Asphaltmischwerk um Monkeler

Zweierlei Maß?

d'Lëtzebuerger Land du 13.09.2013

Montagmorgen 7.30 Uhr. Die Rentrée bei RTL beginnt unter anderem mit der Nachricht, dass die Entbürokratisierung nicht von der Stelle kommt. Als Beispiel für den Behördenwahnsinn erklärt der Monnericher Bürgermeister Dan Kersch (LSAP) im Interview, dass die Gemeinde für jede öffentliche Veranstaltung im Freien eine Genehmigung vom Innenminister braucht, um einen Lautsprecher zu benutzen.
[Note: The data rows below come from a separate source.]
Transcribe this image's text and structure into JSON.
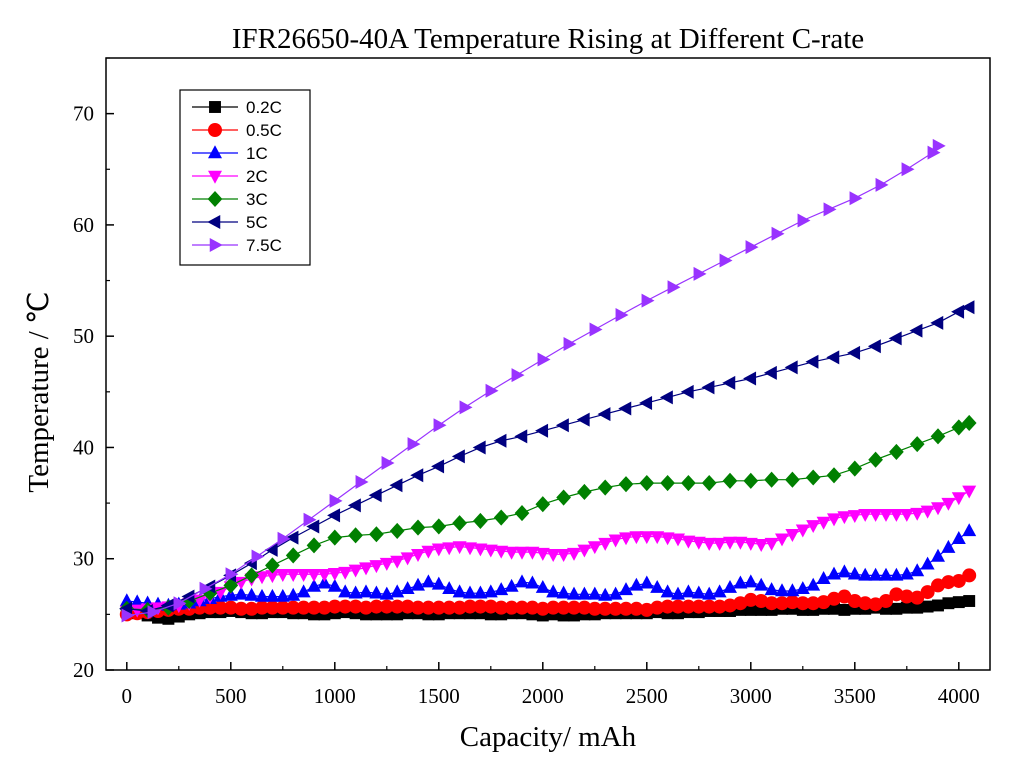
{
  "chart_data": {
    "type": "line",
    "title": "IFR26650-40A Temperature Rising at Different C-rate",
    "xlabel": "Capacity/ mAh",
    "ylabel": "Temperature / ℃",
    "xlim": [
      -100,
      4150
    ],
    "ylim": [
      20,
      75
    ],
    "xticks": [
      0,
      500,
      1000,
      1500,
      2000,
      2500,
      3000,
      3500,
      4000
    ],
    "xtick_labels": [
      "0",
      "500",
      "1000",
      "1500",
      "2000",
      "2500",
      "3000",
      "3500",
      "4000"
    ],
    "yticks": [
      20,
      30,
      40,
      50,
      60,
      70
    ],
    "ytick_labels": [
      "20",
      "30",
      "40",
      "50",
      "60",
      "70"
    ],
    "grid": false,
    "legend_position": "top-left",
    "series": [
      {
        "name": "0.2C",
        "color": "#000000",
        "marker": "square",
        "x": [
          0,
          50,
          100,
          150,
          200,
          250,
          300,
          350,
          400,
          450,
          500,
          550,
          600,
          650,
          700,
          750,
          800,
          850,
          900,
          950,
          1000,
          1050,
          1100,
          1150,
          1200,
          1250,
          1300,
          1350,
          1400,
          1450,
          1500,
          1550,
          1600,
          1650,
          1700,
          1750,
          1800,
          1850,
          1900,
          1950,
          2000,
          2050,
          2100,
          2150,
          2200,
          2250,
          2300,
          2350,
          2400,
          2450,
          2500,
          2550,
          2600,
          2650,
          2700,
          2750,
          2800,
          2850,
          2900,
          2950,
          3000,
          3050,
          3100,
          3150,
          3200,
          3250,
          3300,
          3350,
          3400,
          3450,
          3500,
          3550,
          3600,
          3650,
          3700,
          3750,
          3800,
          3850,
          3900,
          3950,
          4000,
          4050
        ],
        "y": [
          25.2,
          25.1,
          24.9,
          24.7,
          24.6,
          24.8,
          25.0,
          25.1,
          25.2,
          25.2,
          25.3,
          25.2,
          25.1,
          25.1,
          25.2,
          25.2,
          25.1,
          25.1,
          25.0,
          25.0,
          25.1,
          25.2,
          25.1,
          25.0,
          25.0,
          25.0,
          25.0,
          25.1,
          25.1,
          25.0,
          25.0,
          25.1,
          25.1,
          25.1,
          25.1,
          25.0,
          25.0,
          25.1,
          25.1,
          25.0,
          24.9,
          25.0,
          24.9,
          24.9,
          25.0,
          25.0,
          25.1,
          25.1,
          25.1,
          25.1,
          25.1,
          25.2,
          25.1,
          25.1,
          25.2,
          25.2,
          25.3,
          25.3,
          25.3,
          25.4,
          25.4,
          25.4,
          25.4,
          25.5,
          25.5,
          25.4,
          25.4,
          25.5,
          25.5,
          25.4,
          25.5,
          25.5,
          25.6,
          25.5,
          25.5,
          25.6,
          25.6,
          25.7,
          25.8,
          26.0,
          26.1,
          26.2
        ]
      },
      {
        "name": "0.5C",
        "color": "#ff0000",
        "marker": "circle",
        "x": [
          0,
          50,
          100,
          150,
          200,
          250,
          300,
          350,
          400,
          450,
          500,
          550,
          600,
          650,
          700,
          750,
          800,
          850,
          900,
          950,
          1000,
          1050,
          1100,
          1150,
          1200,
          1250,
          1300,
          1350,
          1400,
          1450,
          1500,
          1550,
          1600,
          1650,
          1700,
          1750,
          1800,
          1850,
          1900,
          1950,
          2000,
          2050,
          2100,
          2150,
          2200,
          2250,
          2300,
          2350,
          2400,
          2450,
          2500,
          2550,
          2600,
          2650,
          2700,
          2750,
          2800,
          2850,
          2900,
          2950,
          3000,
          3050,
          3100,
          3150,
          3200,
          3250,
          3300,
          3350,
          3400,
          3450,
          3500,
          3550,
          3600,
          3650,
          3700,
          3750,
          3800,
          3850,
          3900,
          3950,
          4000,
          4050
        ],
        "y": [
          25.0,
          25.1,
          25.2,
          25.3,
          25.4,
          25.5,
          25.5,
          25.6,
          25.6,
          25.6,
          25.6,
          25.5,
          25.5,
          25.6,
          25.6,
          25.6,
          25.6,
          25.6,
          25.6,
          25.6,
          25.7,
          25.7,
          25.7,
          25.6,
          25.7,
          25.7,
          25.7,
          25.7,
          25.6,
          25.6,
          25.6,
          25.6,
          25.6,
          25.7,
          25.7,
          25.7,
          25.6,
          25.6,
          25.6,
          25.6,
          25.5,
          25.6,
          25.6,
          25.6,
          25.6,
          25.5,
          25.5,
          25.5,
          25.5,
          25.5,
          25.4,
          25.6,
          25.7,
          25.7,
          25.7,
          25.7,
          25.7,
          25.7,
          25.8,
          26.0,
          26.3,
          26.2,
          26.0,
          26.0,
          26.1,
          26.0,
          26.0,
          26.1,
          26.4,
          26.6,
          26.2,
          26.0,
          25.9,
          26.2,
          26.8,
          26.6,
          26.5,
          27.0,
          27.6,
          27.9,
          28.0,
          28.5
        ]
      },
      {
        "name": "1C",
        "color": "#0000ff",
        "marker": "triangle-up",
        "x": [
          0,
          50,
          100,
          150,
          200,
          250,
          300,
          350,
          400,
          450,
          500,
          550,
          600,
          650,
          700,
          750,
          800,
          850,
          900,
          950,
          1000,
          1050,
          1100,
          1150,
          1200,
          1250,
          1300,
          1350,
          1400,
          1450,
          1500,
          1550,
          1600,
          1650,
          1700,
          1750,
          1800,
          1850,
          1900,
          1950,
          2000,
          2050,
          2100,
          2150,
          2200,
          2250,
          2300,
          2350,
          2400,
          2450,
          2500,
          2550,
          2600,
          2650,
          2700,
          2750,
          2800,
          2850,
          2900,
          2950,
          3000,
          3050,
          3100,
          3150,
          3200,
          3250,
          3300,
          3350,
          3400,
          3450,
          3500,
          3550,
          3600,
          3650,
          3700,
          3750,
          3800,
          3850,
          3900,
          3950,
          4000,
          4050
        ],
        "y": [
          26.2,
          26.1,
          26.0,
          25.9,
          25.8,
          25.9,
          26.0,
          26.2,
          26.4,
          26.6,
          26.7,
          26.8,
          26.7,
          26.6,
          26.6,
          26.6,
          26.7,
          27.0,
          27.5,
          27.8,
          27.5,
          27.0,
          26.9,
          27.0,
          26.9,
          26.8,
          27.0,
          27.3,
          27.6,
          27.9,
          27.7,
          27.3,
          27.0,
          26.9,
          26.9,
          27.0,
          27.2,
          27.5,
          27.9,
          27.8,
          27.4,
          27.0,
          26.9,
          26.8,
          26.8,
          26.8,
          26.7,
          26.8,
          27.2,
          27.6,
          27.8,
          27.4,
          27.0,
          26.8,
          27.0,
          26.9,
          26.8,
          27.0,
          27.4,
          27.8,
          27.9,
          27.6,
          27.2,
          27.1,
          27.1,
          27.3,
          27.6,
          28.2,
          28.6,
          28.8,
          28.6,
          28.5,
          28.5,
          28.5,
          28.5,
          28.6,
          28.9,
          29.5,
          30.2,
          31.0,
          31.8,
          32.5
        ]
      },
      {
        "name": "2C",
        "color": "#ff00ff",
        "marker": "triangle-down",
        "x": [
          0,
          50,
          100,
          150,
          200,
          250,
          300,
          350,
          400,
          450,
          500,
          550,
          600,
          650,
          700,
          750,
          800,
          850,
          900,
          950,
          1000,
          1050,
          1100,
          1150,
          1200,
          1250,
          1300,
          1350,
          1400,
          1450,
          1500,
          1550,
          1600,
          1650,
          1700,
          1750,
          1800,
          1850,
          1900,
          1950,
          2000,
          2050,
          2100,
          2150,
          2200,
          2250,
          2300,
          2350,
          2400,
          2450,
          2500,
          2550,
          2600,
          2650,
          2700,
          2750,
          2800,
          2850,
          2900,
          2950,
          3000,
          3050,
          3100,
          3150,
          3200,
          3250,
          3300,
          3350,
          3400,
          3450,
          3500,
          3550,
          3600,
          3650,
          3700,
          3750,
          3800,
          3850,
          3900,
          3950,
          4000,
          4050
        ],
        "y": [
          25.3,
          25.4,
          25.5,
          25.6,
          25.7,
          25.8,
          26.0,
          26.3,
          26.6,
          27.0,
          27.5,
          27.9,
          28.2,
          28.4,
          28.5,
          28.6,
          28.6,
          28.6,
          28.6,
          28.6,
          28.7,
          28.8,
          29.0,
          29.2,
          29.4,
          29.6,
          29.8,
          30.1,
          30.4,
          30.7,
          30.9,
          31.0,
          31.1,
          31.0,
          30.9,
          30.8,
          30.7,
          30.6,
          30.6,
          30.6,
          30.5,
          30.4,
          30.4,
          30.5,
          30.8,
          31.1,
          31.4,
          31.7,
          31.9,
          32.0,
          32.0,
          32.0,
          31.9,
          31.8,
          31.6,
          31.5,
          31.4,
          31.4,
          31.5,
          31.5,
          31.4,
          31.3,
          31.4,
          31.8,
          32.2,
          32.6,
          33.0,
          33.3,
          33.6,
          33.8,
          33.9,
          34.0,
          34.0,
          34.0,
          34.0,
          34.0,
          34.1,
          34.3,
          34.6,
          35.0,
          35.5,
          36.1
        ]
      },
      {
        "name": "3C",
        "color": "#008000",
        "marker": "diamond",
        "x": [
          0,
          100,
          200,
          300,
          400,
          500,
          600,
          700,
          800,
          900,
          1000,
          1100,
          1200,
          1300,
          1400,
          1500,
          1600,
          1700,
          1800,
          1900,
          2000,
          2100,
          2200,
          2300,
          2400,
          2500,
          2600,
          2700,
          2800,
          2900,
          3000,
          3100,
          3200,
          3300,
          3400,
          3500,
          3600,
          3700,
          3800,
          3900,
          4000,
          4050
        ],
        "y": [
          25.5,
          25.4,
          25.6,
          26.2,
          26.9,
          27.6,
          28.5,
          29.4,
          30.3,
          31.2,
          31.9,
          32.1,
          32.2,
          32.5,
          32.8,
          32.9,
          33.2,
          33.4,
          33.7,
          34.1,
          34.9,
          35.5,
          36.0,
          36.4,
          36.7,
          36.8,
          36.8,
          36.8,
          36.8,
          37.0,
          37.0,
          37.1,
          37.1,
          37.3,
          37.5,
          38.1,
          38.9,
          39.6,
          40.3,
          41.0,
          41.8,
          42.2
        ]
      },
      {
        "name": "5C",
        "color": "#000080",
        "marker": "triangle-left",
        "x": [
          0,
          100,
          200,
          300,
          400,
          500,
          600,
          700,
          800,
          900,
          1000,
          1100,
          1200,
          1300,
          1400,
          1500,
          1600,
          1700,
          1800,
          1900,
          2000,
          2100,
          2200,
          2300,
          2400,
          2500,
          2600,
          2700,
          2800,
          2900,
          3000,
          3100,
          3200,
          3300,
          3400,
          3500,
          3600,
          3700,
          3800,
          3900,
          4000,
          4050
        ],
        "y": [
          25.5,
          25.3,
          25.8,
          26.6,
          27.5,
          28.5,
          29.6,
          30.8,
          31.9,
          32.9,
          33.9,
          34.8,
          35.7,
          36.6,
          37.5,
          38.3,
          39.2,
          40.0,
          40.6,
          41.0,
          41.5,
          42.0,
          42.5,
          43.0,
          43.5,
          44.0,
          44.5,
          45.0,
          45.4,
          45.8,
          46.2,
          46.7,
          47.2,
          47.7,
          48.1,
          48.5,
          49.1,
          49.8,
          50.5,
          51.2,
          52.2,
          52.6
        ]
      },
      {
        "name": "7.5C",
        "color": "#9933ff",
        "marker": "triangle-right",
        "x": [
          0,
          125,
          250,
          375,
          500,
          625,
          750,
          875,
          1000,
          1125,
          1250,
          1375,
          1500,
          1625,
          1750,
          1875,
          2000,
          2125,
          2250,
          2375,
          2500,
          2625,
          2750,
          2875,
          3000,
          3125,
          3250,
          3375,
          3500,
          3625,
          3750,
          3875,
          3900
        ],
        "y": [
          24.9,
          25.2,
          26.0,
          27.3,
          28.6,
          30.2,
          31.8,
          33.5,
          35.2,
          36.9,
          38.6,
          40.3,
          42.0,
          43.6,
          45.1,
          46.5,
          47.9,
          49.3,
          50.6,
          51.9,
          53.2,
          54.4,
          55.6,
          56.8,
          58.0,
          59.2,
          60.4,
          61.4,
          62.4,
          63.6,
          65.0,
          66.5,
          67.1
        ]
      }
    ]
  }
}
Ohne ministerielle Genehmigung könnte das Zollamt vorbeischauen und der Veranstaltung ein verfrühtes Ende bereiten.

Kersch hat sicher Recht, wenn er in diesem Zusammenhang von „Amtsschimmel“ spricht. Dass ausgerechnet er das tut, dürfte in den Ohren von Marco Lisé, Geschäftsführer der Firma Lisé&Fils aber wie blanker Hohn klingen. Denn ausgerechnet der Monnericher Schöffenrat hatte in seinem Gutachten zum Kommodoverfahren der Asphaltanlage, die Lisé in der Industriezone um Monkeler errichten und betreiben will, nicht nur ein negatives Gutachten, sondern einen „Avis purement négatif“ abgegeben (d’Land, 23.08.2013). Marco Lisé hatte sich eigentlich nicht öffentlich äußern wollen, bevor der delegierte Umweltminister Marco Schank (CSV) eine Entscheidung über die Genehmigung des Werks getroffen hat. Er hat seine Meinung geändert. Ursache dafür sind die Erklärungen und Kommentare Kerschs unter anderem im Forum von rtl.lu, wo Kersch den Genehmigungsantrag als „nicht seriös“ bezeichnet hatte, weil keine Gesamtbelastungsanalyse vorliege, welche die Wirkung aller Industrien, die um Monkeler ansässig sind, insgesamt berücksichtige. Und zudem geschrieben hatte: „Den Dossier selwer seet, dass bestemmt Werter nët ëmmer kënnen agehalen ginn. Wat soll een vun engem Entrepreneur halen, deen schons am Virfeeld seet, dass en d’Werter nët respektéieren kann?“

Es ist diese Art von Aussagen, die Lisé nicht länger auf sich sitzen lassen will, weil er es „populistisch“ findet, wenn der ehemalige Umweltberater der Gemeinde Bettemburg so etwas sagt. „Er müsste eigentlich wissen, dass ein Projekt, das die Bedingungen nicht erfüllt, gar nicht erst in die Prozedur gelassen wird“, meint Lisé. Mit dieser Meinung steht Lisé nicht alleine da. Denn die Umweltverwaltung gibt Kommodo-Genehmigungsanträge erst zur „enquête publique“, der öffentlichen Begutachtung, an die Gemeinden weiter, wenn sie der Ansicht ist, das Dossier sei komplett. So hatte der Direktor der zuständigen Verwaltung Gaston Schmit schon im Juli gegenüber dem Luxemburger Wort erklärt, die Asphaltanlage von Lisé&Fils sei theoretisch genehmigungsfähig.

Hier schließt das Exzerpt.